7. The Royal Family loves the Pembroke Welsh Corgi.
Queen Elizabeth II has had more than 30 Corgis in her lifetime. Though her last two Corgis—Whisper and Willow—have both have died, she does still has one Dorgi (that's a Corgi/Dachshund mix) named Candy. Her other Dorgi, Vulcan, died in 2020.
After a second Corgi named Jane entered the picture, the canine couple had a litter of puppies, two of which were kept. The Queen received another dog named Susan for her 18th birthday—from there, the collection of Corgis really gained momentum. Some of the royal Corgis bred with Princess Margaret’s dachshund Pipkin to create Dorgis.
8. Corgis were (unsuccessfully) used to predict Princess Charlotte's name.

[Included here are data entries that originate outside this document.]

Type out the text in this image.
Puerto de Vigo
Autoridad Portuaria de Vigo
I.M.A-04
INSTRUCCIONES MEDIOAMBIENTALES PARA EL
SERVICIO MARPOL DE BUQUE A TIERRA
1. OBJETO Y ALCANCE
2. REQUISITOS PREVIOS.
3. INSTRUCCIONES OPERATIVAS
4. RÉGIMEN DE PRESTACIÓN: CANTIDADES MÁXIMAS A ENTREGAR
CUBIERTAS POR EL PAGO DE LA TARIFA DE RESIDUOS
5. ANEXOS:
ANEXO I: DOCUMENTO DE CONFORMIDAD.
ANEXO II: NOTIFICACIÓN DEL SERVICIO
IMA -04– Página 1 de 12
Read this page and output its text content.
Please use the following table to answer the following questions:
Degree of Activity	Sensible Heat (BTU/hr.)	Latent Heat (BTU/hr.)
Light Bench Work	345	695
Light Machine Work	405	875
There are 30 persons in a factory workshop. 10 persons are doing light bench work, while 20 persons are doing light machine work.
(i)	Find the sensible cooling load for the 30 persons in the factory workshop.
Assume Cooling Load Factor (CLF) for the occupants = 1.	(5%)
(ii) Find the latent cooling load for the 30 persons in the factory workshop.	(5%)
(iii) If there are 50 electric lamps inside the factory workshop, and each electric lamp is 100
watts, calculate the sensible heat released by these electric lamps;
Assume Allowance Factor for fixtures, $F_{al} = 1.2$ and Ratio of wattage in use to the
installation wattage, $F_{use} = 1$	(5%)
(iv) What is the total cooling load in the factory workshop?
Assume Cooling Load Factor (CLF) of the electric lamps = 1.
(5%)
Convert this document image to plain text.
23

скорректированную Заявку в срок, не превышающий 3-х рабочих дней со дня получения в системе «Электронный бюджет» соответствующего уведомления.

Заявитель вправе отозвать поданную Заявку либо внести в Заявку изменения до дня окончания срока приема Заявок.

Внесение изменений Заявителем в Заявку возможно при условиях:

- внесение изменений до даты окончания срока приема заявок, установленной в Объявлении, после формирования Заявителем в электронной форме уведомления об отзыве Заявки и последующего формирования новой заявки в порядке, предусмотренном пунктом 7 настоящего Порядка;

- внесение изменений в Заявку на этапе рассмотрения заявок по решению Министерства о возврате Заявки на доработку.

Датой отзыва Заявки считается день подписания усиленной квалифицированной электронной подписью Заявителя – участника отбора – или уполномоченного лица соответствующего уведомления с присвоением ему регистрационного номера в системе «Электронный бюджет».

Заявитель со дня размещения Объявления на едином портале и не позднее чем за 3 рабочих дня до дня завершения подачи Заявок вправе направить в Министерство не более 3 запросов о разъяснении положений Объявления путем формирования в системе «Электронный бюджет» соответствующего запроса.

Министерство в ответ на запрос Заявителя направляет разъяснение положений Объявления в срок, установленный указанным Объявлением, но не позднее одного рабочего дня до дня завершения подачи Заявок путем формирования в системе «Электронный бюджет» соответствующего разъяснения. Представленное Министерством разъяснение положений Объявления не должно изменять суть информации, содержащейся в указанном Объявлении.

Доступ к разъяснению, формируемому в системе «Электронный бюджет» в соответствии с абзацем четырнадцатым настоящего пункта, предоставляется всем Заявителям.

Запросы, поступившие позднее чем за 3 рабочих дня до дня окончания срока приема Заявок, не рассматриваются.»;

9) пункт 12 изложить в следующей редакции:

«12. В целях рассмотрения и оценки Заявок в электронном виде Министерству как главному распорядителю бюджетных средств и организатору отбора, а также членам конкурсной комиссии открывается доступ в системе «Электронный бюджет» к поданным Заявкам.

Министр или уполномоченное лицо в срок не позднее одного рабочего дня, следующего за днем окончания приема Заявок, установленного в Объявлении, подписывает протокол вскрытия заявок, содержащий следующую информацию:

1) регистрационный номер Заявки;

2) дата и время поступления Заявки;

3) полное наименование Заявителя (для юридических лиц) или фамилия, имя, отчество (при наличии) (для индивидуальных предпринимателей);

In the spring of 2015, when Prince William and Kate Middleton were awaiting the birth of their second child, people are already taking bets on the name. Gambling company Ladbrokes used Corgis in an attempt to predict what the name would be. The company’s ad featured 10 Corgis wearing vests with different names in a race to predict what the name of the child would be. The Corgi sporting the name Alexandra won the race; Princess Charlotte was born on May 2, 2015.
9. Corgi means "dwarf dog" in Welsh.
According to the Oxford English Dictionary, cor means dwarf and gi means dog.
10. Southern California hosts an enormous Corgi meetup.
SoCal Corgi Beach Day started as a humble meet-up event at Huntington Beach in 2012. The first event attracted just 15 dogs; now, more than 1000 attend. The event happens three times a year.
An earlier version of this article ran in 2015; has been updated for 2022.